In response, the platform recommends converting Medicare into a premium support system and pursuing state-based block grants for Medicaid. Those aren’t the best solutions, but relative to the current situation, those are both promising reforms — reasonable and plausible ways to start transforming the U.S. health care system. But as Kliff notes, it avoids touching the larger and more difficult issue, which is the way the health system has been distorted by the tax deduction for employer sponsored insurance. That’s not entirely surprising given the slew of political attacks suffered by Sen. John McCain, the last Republican presidential nominee to broach topic. But it still suggests a lingering reticence to even mention one of the biggest flaws in the country’s health policy infrastructure.

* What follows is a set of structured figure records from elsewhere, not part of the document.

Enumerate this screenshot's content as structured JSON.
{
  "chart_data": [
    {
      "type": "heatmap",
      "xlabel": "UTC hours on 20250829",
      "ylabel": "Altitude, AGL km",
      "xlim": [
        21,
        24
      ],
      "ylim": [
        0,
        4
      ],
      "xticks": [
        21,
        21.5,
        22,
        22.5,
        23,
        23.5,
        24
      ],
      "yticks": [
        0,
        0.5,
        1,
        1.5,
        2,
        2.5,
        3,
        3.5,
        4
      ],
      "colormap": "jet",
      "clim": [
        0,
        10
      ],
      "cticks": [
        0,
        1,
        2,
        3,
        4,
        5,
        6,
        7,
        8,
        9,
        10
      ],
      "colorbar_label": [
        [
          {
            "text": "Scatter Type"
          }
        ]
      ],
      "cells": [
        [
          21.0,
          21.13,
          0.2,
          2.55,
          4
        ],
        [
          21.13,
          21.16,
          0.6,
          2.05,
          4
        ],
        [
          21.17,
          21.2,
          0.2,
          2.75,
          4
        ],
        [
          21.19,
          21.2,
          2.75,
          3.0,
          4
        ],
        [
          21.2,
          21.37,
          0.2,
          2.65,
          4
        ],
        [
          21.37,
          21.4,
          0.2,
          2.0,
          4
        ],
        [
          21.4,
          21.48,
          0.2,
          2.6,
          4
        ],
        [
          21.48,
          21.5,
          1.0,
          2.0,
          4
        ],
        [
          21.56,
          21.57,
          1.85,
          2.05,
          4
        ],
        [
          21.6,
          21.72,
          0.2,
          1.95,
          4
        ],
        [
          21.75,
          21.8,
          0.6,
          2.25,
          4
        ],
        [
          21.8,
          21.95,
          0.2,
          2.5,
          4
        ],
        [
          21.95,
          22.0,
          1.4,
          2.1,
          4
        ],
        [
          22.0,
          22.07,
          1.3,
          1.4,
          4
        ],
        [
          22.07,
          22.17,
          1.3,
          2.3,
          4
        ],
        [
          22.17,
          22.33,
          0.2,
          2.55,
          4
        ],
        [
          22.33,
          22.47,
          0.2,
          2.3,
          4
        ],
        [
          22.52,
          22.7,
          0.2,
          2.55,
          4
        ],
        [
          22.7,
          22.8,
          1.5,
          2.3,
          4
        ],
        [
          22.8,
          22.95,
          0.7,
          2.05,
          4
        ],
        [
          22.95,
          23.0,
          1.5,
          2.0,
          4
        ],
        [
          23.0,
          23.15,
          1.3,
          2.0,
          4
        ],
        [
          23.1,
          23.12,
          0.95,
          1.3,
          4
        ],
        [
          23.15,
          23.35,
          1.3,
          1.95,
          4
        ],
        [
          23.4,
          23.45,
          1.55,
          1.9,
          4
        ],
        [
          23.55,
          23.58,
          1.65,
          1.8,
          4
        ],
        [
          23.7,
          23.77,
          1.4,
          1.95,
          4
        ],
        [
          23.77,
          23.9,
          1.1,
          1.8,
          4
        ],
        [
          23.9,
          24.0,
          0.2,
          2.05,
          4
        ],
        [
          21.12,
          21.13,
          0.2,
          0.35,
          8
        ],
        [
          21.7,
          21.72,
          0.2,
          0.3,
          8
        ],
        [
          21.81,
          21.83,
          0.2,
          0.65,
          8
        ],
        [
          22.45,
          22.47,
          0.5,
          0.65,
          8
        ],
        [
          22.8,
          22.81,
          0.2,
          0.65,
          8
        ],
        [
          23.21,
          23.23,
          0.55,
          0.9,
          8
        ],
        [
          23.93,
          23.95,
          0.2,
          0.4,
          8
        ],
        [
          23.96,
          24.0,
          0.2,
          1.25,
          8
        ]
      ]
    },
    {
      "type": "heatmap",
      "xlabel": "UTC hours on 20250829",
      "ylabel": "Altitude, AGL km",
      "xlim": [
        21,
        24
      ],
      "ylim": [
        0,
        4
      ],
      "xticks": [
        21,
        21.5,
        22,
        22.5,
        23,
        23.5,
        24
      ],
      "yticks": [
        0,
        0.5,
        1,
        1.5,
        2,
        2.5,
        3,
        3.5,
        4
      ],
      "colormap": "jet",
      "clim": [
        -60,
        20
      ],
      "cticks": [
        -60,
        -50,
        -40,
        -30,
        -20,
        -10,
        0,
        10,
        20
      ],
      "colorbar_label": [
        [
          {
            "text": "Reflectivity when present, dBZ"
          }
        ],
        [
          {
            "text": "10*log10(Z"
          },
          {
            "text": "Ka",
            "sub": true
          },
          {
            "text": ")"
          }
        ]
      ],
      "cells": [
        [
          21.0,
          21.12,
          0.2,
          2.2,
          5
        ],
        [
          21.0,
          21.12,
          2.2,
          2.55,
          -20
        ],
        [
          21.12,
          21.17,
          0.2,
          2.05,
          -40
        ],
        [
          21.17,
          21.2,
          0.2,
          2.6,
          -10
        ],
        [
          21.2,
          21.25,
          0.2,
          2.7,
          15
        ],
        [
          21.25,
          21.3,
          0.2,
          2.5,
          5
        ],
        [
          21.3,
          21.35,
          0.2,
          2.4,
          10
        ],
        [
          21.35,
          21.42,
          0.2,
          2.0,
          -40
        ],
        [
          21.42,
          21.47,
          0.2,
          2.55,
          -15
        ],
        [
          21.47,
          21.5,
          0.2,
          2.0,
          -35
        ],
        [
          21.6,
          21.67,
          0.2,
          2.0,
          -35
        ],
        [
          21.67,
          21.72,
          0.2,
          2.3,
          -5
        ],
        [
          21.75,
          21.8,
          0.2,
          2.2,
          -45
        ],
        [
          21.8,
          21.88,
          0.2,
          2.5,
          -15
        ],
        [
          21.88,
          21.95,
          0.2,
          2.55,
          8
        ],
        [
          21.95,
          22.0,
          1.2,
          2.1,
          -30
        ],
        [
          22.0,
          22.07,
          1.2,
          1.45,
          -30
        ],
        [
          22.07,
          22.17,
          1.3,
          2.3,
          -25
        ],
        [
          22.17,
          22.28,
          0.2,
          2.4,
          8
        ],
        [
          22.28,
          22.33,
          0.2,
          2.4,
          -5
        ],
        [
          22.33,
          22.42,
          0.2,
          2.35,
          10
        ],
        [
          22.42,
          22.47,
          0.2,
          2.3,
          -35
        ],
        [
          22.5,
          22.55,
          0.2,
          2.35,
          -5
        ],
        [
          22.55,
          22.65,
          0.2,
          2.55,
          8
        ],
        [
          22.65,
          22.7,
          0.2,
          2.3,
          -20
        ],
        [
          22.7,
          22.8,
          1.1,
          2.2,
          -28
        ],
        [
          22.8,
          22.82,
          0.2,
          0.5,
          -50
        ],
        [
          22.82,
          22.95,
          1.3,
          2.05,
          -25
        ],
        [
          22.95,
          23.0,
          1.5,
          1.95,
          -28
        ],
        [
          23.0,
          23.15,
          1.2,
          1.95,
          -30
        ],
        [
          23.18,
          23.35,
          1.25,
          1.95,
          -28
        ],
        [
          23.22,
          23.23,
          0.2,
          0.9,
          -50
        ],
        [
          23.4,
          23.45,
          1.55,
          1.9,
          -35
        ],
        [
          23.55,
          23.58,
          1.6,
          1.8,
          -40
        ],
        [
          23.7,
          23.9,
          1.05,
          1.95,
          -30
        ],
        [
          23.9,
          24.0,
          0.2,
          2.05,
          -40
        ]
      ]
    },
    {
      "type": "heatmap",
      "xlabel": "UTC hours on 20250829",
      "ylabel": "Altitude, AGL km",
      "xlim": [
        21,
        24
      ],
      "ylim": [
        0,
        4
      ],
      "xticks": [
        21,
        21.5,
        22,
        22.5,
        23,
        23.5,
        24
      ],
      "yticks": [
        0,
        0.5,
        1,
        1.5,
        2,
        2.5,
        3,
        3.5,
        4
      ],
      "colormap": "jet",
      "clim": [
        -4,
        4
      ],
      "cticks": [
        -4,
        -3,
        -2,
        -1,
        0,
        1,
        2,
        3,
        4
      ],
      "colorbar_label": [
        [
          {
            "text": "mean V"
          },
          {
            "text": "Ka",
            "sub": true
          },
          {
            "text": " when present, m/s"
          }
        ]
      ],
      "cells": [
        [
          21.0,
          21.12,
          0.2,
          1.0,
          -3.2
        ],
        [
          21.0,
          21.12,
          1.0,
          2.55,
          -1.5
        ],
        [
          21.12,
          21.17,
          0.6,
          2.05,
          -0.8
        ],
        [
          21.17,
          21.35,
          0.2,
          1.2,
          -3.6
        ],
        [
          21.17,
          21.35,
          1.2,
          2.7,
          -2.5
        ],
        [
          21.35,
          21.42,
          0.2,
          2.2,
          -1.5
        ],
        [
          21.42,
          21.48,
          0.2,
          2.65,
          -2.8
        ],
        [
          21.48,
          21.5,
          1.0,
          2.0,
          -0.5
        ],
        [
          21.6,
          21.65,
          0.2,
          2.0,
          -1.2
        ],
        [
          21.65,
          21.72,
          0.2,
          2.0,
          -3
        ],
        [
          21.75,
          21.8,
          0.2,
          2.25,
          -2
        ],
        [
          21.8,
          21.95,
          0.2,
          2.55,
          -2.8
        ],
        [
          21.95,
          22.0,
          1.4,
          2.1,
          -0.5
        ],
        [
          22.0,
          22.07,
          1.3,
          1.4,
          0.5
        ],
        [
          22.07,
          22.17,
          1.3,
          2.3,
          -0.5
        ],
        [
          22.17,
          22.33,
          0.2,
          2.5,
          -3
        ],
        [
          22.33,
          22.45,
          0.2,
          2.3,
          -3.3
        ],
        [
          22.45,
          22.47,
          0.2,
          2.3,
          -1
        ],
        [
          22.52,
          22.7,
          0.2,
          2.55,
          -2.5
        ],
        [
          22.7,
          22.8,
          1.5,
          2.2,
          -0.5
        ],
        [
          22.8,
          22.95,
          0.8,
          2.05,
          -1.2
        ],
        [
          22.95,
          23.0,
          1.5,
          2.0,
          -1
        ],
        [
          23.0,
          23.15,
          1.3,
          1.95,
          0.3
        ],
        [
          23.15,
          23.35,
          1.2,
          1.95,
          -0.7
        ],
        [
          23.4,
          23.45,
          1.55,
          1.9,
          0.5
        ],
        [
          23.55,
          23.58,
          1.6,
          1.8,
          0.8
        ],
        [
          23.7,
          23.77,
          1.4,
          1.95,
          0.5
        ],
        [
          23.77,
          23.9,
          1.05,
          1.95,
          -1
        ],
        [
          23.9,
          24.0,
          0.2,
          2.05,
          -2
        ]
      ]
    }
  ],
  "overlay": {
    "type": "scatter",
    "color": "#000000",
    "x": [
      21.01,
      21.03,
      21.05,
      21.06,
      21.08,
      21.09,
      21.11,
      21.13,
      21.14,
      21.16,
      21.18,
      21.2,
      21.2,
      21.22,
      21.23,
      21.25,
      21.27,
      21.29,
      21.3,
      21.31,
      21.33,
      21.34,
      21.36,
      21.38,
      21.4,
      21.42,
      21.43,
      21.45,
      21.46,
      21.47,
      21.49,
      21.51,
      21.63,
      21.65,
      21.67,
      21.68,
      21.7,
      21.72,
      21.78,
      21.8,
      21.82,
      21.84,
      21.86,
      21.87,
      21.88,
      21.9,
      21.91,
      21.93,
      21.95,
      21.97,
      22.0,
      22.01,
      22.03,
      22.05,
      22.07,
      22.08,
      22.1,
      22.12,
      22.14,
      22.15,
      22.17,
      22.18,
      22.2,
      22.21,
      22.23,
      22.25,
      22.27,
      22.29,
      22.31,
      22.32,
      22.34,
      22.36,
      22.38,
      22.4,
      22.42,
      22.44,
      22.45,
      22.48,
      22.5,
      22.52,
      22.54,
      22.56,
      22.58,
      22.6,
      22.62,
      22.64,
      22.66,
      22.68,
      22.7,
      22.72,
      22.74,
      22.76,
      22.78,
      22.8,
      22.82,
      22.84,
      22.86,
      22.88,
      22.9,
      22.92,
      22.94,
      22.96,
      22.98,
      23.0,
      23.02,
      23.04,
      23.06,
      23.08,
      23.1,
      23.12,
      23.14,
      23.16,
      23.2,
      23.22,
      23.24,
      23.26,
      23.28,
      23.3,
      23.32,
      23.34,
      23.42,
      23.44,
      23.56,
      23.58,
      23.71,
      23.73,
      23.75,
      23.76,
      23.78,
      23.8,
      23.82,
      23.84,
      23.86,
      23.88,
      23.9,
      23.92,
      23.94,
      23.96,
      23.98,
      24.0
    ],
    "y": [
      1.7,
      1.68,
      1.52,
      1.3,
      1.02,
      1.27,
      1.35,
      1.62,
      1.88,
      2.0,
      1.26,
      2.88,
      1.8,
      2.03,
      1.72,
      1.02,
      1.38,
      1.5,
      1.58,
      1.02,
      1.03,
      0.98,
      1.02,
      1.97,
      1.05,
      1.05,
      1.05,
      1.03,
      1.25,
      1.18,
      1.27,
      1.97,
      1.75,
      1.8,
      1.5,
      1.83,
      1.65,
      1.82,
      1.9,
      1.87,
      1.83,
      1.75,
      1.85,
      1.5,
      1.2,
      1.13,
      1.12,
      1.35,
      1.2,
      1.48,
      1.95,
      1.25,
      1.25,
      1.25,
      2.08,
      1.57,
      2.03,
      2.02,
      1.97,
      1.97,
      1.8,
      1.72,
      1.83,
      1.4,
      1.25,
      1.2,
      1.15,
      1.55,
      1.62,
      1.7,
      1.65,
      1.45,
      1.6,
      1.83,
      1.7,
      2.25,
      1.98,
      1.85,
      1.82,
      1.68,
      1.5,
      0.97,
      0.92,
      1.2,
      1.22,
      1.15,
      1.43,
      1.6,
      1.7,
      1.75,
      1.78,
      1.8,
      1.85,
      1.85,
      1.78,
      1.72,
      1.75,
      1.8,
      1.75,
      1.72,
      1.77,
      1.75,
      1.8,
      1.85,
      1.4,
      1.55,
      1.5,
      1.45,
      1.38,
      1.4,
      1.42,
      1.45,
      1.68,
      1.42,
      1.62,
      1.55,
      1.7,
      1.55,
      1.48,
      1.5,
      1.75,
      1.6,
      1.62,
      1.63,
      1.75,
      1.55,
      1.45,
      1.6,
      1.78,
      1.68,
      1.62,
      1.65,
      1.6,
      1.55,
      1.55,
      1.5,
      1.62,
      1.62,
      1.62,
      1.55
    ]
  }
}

There's a similar anxiety at work in the platform's Medicare and Medicaid reforms. The GOP platform seems to see its preferred entitlement changes as an end, not a beginning, framing these reforms as ways to preserve and protect both programs. It’s a limited approach that assumes the centrality of these entitlements rather than questioning them, one that acknowledges that way both Medicare and Medicaid have overtaken so much government spending and activity, but promises to further entrench embed both programs into the firmament of American public policy.